Had the circuit court not promptly intervened, first by giving a curative instruction and then by sustaining defense counsel’s objection, thus shutting things down, I would have found the statements, standing alone, to be reversible error. A prosecutor
may prosecute with earnestness and vigor– indeed, he should do so. But, while he may strike hard blows, he is not at liberty to strike foul ones. It is as much his duty to refrain from improper methods calculated to produce a wrongful conviction as it is to use every legitimate means to bring about a just one.
Berger v. United States, 295 U.S. 78, 88, 55 S.Ct. 629, 79 L.Ed. 1314 (1935), overruled on other grounds by Stirone v. United States, 361 U.S. 212, 80 S.Ct. 270, 4 L.Ed.2d 252 (1960).

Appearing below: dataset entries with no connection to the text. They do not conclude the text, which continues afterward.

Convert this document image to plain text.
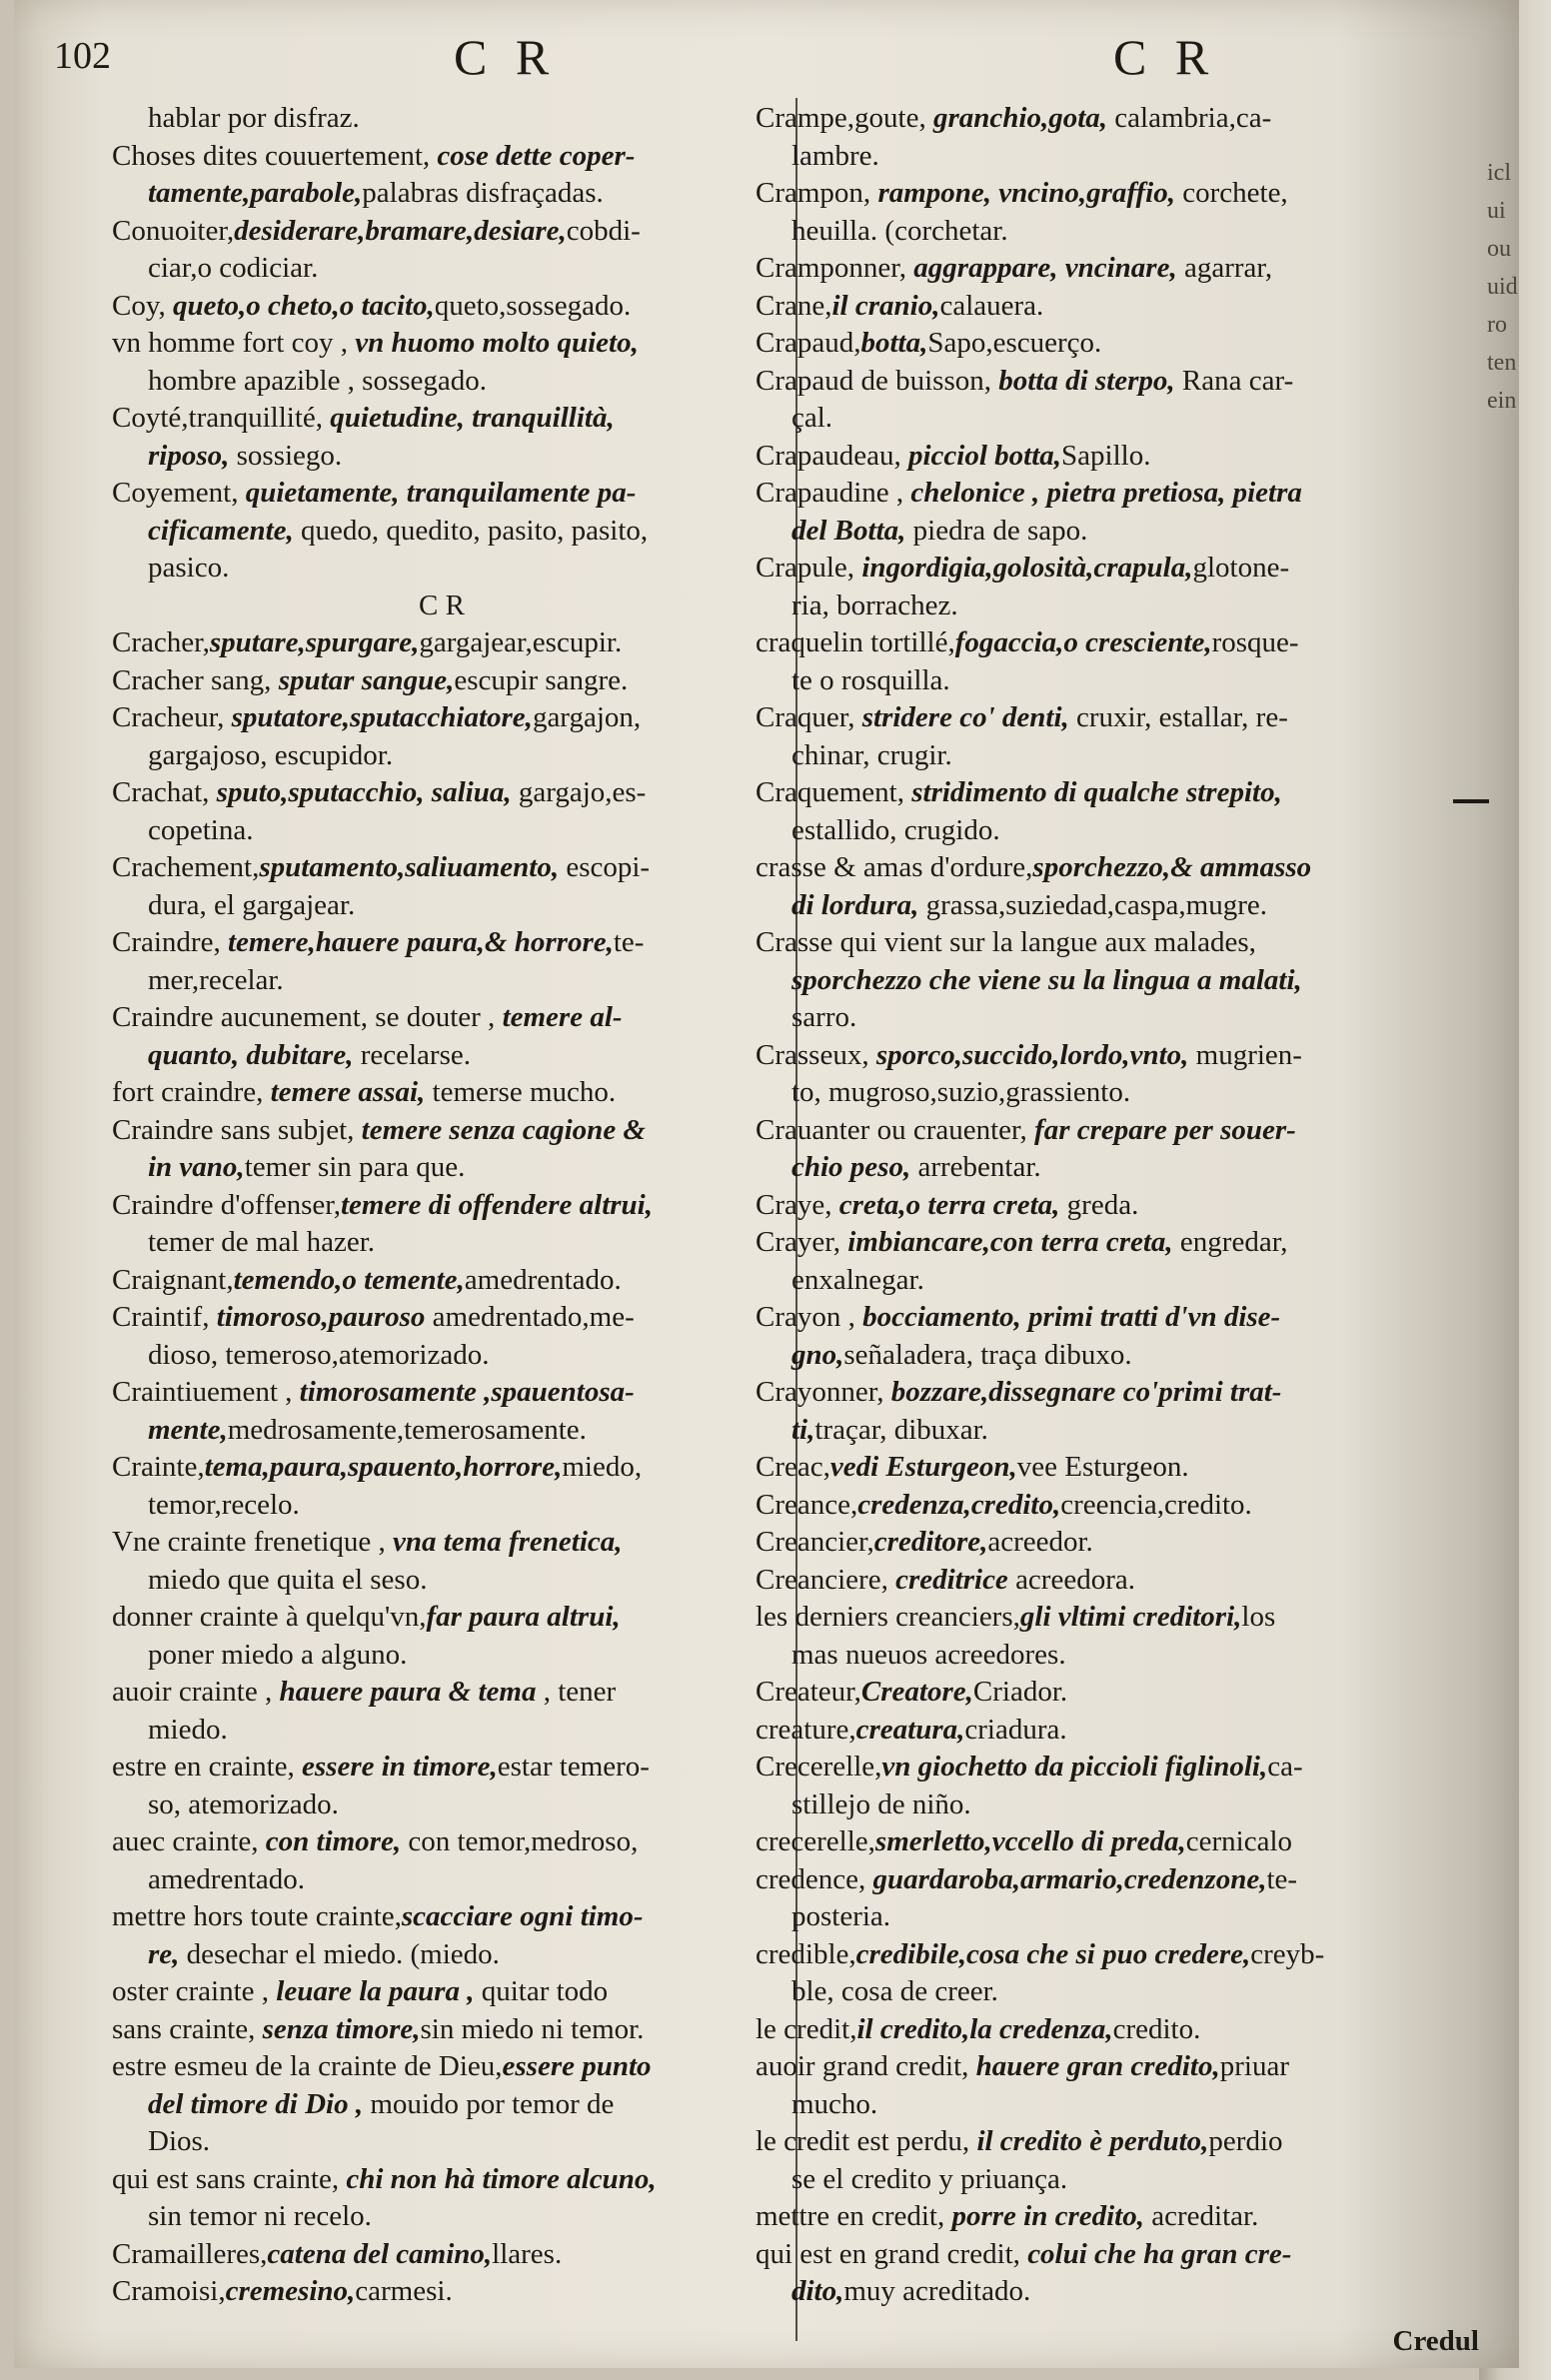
102	C R	C R
hablar por disfraz.
Choses dites couuertement, cose dette coper-
tamente,parabole,palabras disfraçadas.
Conuoiter,desiderare,bramare,desiare,cobdi-
ciar,o codiciar.
Coy, queto,o cheto,o tacito,queto,sossegado.
vn homme fort coy , vn huomo molto quieto,
hombre apazible , sossegado.
Coyté,tranquillité, quietudine, tranquillità,
riposo, sossiego.
Coyement, quietamente, tranquilamente pa-
cificamente, quedo, quedito, pasito, pasito,
pasico.
C R
Cracher,sputare,spurgare,gargajear,escupir.
Cracher sang, sputar sangue,escupir sangre.
Cracheur, sputatore,sputacchiatore,gargajon,
gargajoso, escupidor.
Crachat, sputo,sputacchio, saliua, gargajo,es-
copetina.
Crachement,sputamento,saliuamento, escopi-
dura, el gargajear.
Craindre, temere,hauere paura,& horrore,te-
mer,recelar.
Craindre aucunement, se douter , temere al-
quanto, dubitare, recelarse.
fort craindre, temere assai, temerse mucho.
Craindre sans subjet, temere senza cagione &
in vano,temer sin para que.
Craindre d'offenser,temere di offendere altrui,
temer de mal hazer.
Craignant,temendo,o temente,amedrentado.
Craintif, timoroso,pauroso amedrentado,me-
dioso, temeroso,atemorizado.
Craintiuement , timorosamente ,spauentosa-
mente,medrosamente,temerosamente.
Crainte,tema,paura,spauento,horrore,miedo,
temor,recelo.
Vne crainte frenetique , vna tema frenetica,
miedo que quita el seso.
donner crainte à quelqu'vn,far paura altrui,
poner miedo a alguno.
auoir crainte , hauere paura & tema , tener
miedo.
estre en crainte, essere in timore,estar temero-
so, atemorizado.
auec crainte, con timore, con temor,medroso,
amedrentado.
mettre hors toute crainte,scacciare ogni timo-
re, desechar el miedo. (miedo.
oster crainte , leuare la paura , quitar todo
sans crainte, senza timore,sin miedo ni temor.
estre esmeu de la crainte de Dieu,essere punto
del timore di Dio , mouido por temor de
Dios.
qui est sans crainte, chi non hà timore alcuno,
sin temor ni recelo.
Cramailleres,catena del camino,llares.
Cramoisi,cremesino,carmesi.
Crampe,goute, granchio,gota, calambria,ca-
lambre.
Crampon, rampone, vncino,graffio, corchete,
heuilla. (corchetar.
Cramponner, aggrappare, vncinare, agarrar,
Crane,il cranio,calauera.
Crapaud,botta,Sapo,escuerço.
Crapaud de buisson, botta di sterpo, Rana car-
çal.
Crapaudeau, picciol botta,Sapillo.
Crapaudine , chelonice , pietra pretiosa, pietra
del Botta, piedra de sapo.
Crapule, ingordigia,golosità,crapula,glotone-
ria, borrachez.
craquelin tortillé,fogaccia,o cresciente,rosque-
te o rosquilla.
Craquer, stridere co' denti, cruxir, estallar, re-
chinar, crugir.
Craquement, stridimento di qualche strepito,
estallido, crugido.
crasse & amas d'ordure,sporchezzo,& ammasso
di lordura, grassa,suziedad,caspa,mugre.
Crasse qui vient sur la langue aux malades,
sporchezzo che viene su la lingua a malati,
sarro.
Crasseux, sporco,succido,lordo,vnto, mugrien-
to, mugroso,suzio,grassiento.
Crauanter ou crauenter, far crepare per souer-
chio peso, arrebentar.
Craye, creta,o terra creta, greda.
Crayer, imbiancare,con terra creta, engredar,
enxalnegar.
Crayon , bocciamento, primi tratti d'vn dise-
gno,señaladera, traça dibuxo.
Crayonner, bozzare,dissegnare co'primi trat-
ti,traçar, dibuxar.
Creac,vedi Esturgeon,vee Esturgeon.
Creance,credenza,credito,creencia,credito.
Creancier,creditore,acreedor.
Creanciere, creditrice acreedora.
les derniers creanciers,gli vltimi creditori,los
mas nueuos acreedores.
Createur,Creatore,Criador.
creature,creatura,criadura.
Crecerelle,vn giochetto da piccioli figlinoli,ca-
stillejo de niño.
crecerelle,smerletto,vccello di preda,cernicalo
credence, guardaroba,armario,credenzone,te-
posteria.
credible,credibile,cosa che si puo credere,creyb-
ble, cosa de creer.
le credit,il credito,la credenza,credito.
auoir grand credit, hauere gran credito,priuar
mucho.
le credit est perdu, il credito è perduto,perdio
se el credito y priuança.
mettre en credit, porre in credito, acreditar.
qui est en grand credit, colui che ha gran cre-
dito,muy acreditado.
Credul
icl
ui
ou
uid
ro
ten
ein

I conclude by returning to my earlier observation that although the petitioner’s second and third errors were not so prejudicial, standing alone, as to require reversal, the cumulative effect of the three errors in this case lead me to the conclusion that the petitioner did not receive a fair trial. I come to this conclusion because, as noted, evidence of the petitioner’s guilt was not strong. The victim, A.M., initially stated that there had been no penetration and then affirmed the truth of that statement at trial; and further, the statements and testimony of A.M. and her mother were diametrically opposed as to whether A.M. had ever disclosed the sexual assault at or near the time of its alleged occurrence.8a In a bare-bones case such as this, the prejudicial effect of multiple errors cannot be denied. To the extent that there is any uncertainty as to what I see as clear reversible error in the circuit court’s refusal to give an instruction on attempt, the cumulative effect of these two additional errors, combined with the court’s failure to instruct on attempt, removes all doubt; this case should be reversed and remanded for a new trial.
For the reasons expressed herein, I respectfully dissent.